Lors du forum d’investissement de Lider ‘Lider invest – ouest’ qui s’est tenu la semaine dernière à Pula, le consultant Boris Teški d’Instar a parlé de la manière de créer un environnement propice aux investissements, en partant de la thèse selon laquelle la compétitivité d’un pays affecte directement les investissements, en particulier les investissements ‘greenfield’ tant des investisseurs nationaux qu’étrangers.
Il a particulièrement averti que la Croatie, malgré des progrès dans le classement de la compétitivité, est toujours en bas de la colonne dans certains indicateurs clés parmi 65 pays : transfert de connaissances (59e position), main-d’œuvre qualifiée étrangère (59e), agilité des affaires (58e), expérience internationale (57e), attitudes envers la mondialisation (57e), et développement et application de nouvelles technologies (56e), ce qui entraîne que les pays voisins continuent d’attirer plus d’investissements étrangers que la Croatie.
Il a spécifiquement attiré l’attention sur la contribution des investissements bruts à la croissance du PIB d’un modeste 1,2 pour cent avec une structure très défavorable en faveur des investissements dans la construction.
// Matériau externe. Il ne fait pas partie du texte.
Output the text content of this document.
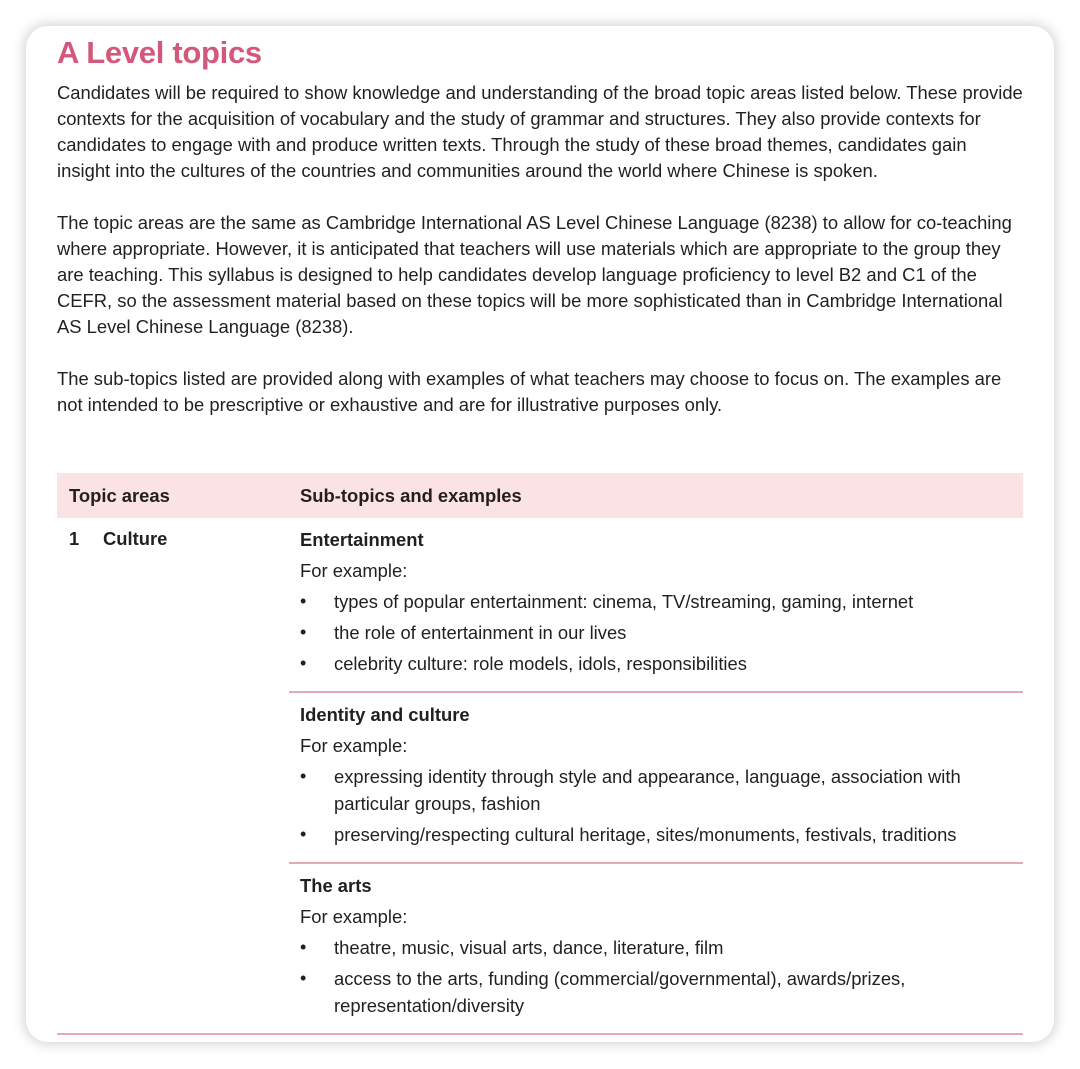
A Level topics

Candidates will be required to show knowledge and understanding of the broad topic areas listed below. These provide contexts for the acquisition of vocabulary and the study of grammar and structures. They also provide contexts for candidates to engage with and produce written texts. Through the study of these broad themes, candidates gain insight into the cultures of the countries and communities around the world where Chinese is spoken.

The topic areas are the same as Cambridge International AS Level Chinese Language (8238) to allow for co-teaching where appropriate. However, it is anticipated that teachers will use materials which are appropriate to the group they are teaching. This syllabus is designed to help candidates develop language proficiency to level B2 and C1 of the CEFR, so the assessment material based on these topics will be more sophisticated than in Cambridge International AS Level Chinese Language (8238).

The sub-topics listed are provided along with examples of what teachers may choose to focus on. The examples are not intended to be prescriptive or exhaustive and are for illustrative purposes only.

Topic areas	Sub-topics and examples
1 Culture	Entertainment
For example:
• types of popular entertainment: cinema, TV/streaming, gaming, internet
• the role of entertainment in our lives
• celebrity culture: role models, idols, responsibilities
Identity and culture
For example:
• expressing identity through style and appearance, language, association with particular groups, fashion
• preserving/respecting cultural heritage, sites/monuments, festivals, traditions
The arts
For example:
• theatre, music, visual arts, dance, literature, film
• access to the arts, funding (commercial/governmental), awards/prizes, representation/diversity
Teški a également mentionné un nouveau paradigme d’investissements dans l’ère post-COVID et de nouvelles circonstances géostratégiques. Cela concerne particulièrement les critères d’évaluation des investisseurs (origine, investissement à long terme, stratégie de l’investisseur), ainsi que la définition des secteurs et des lieux pour les investissements, comme le fait l’Irlande.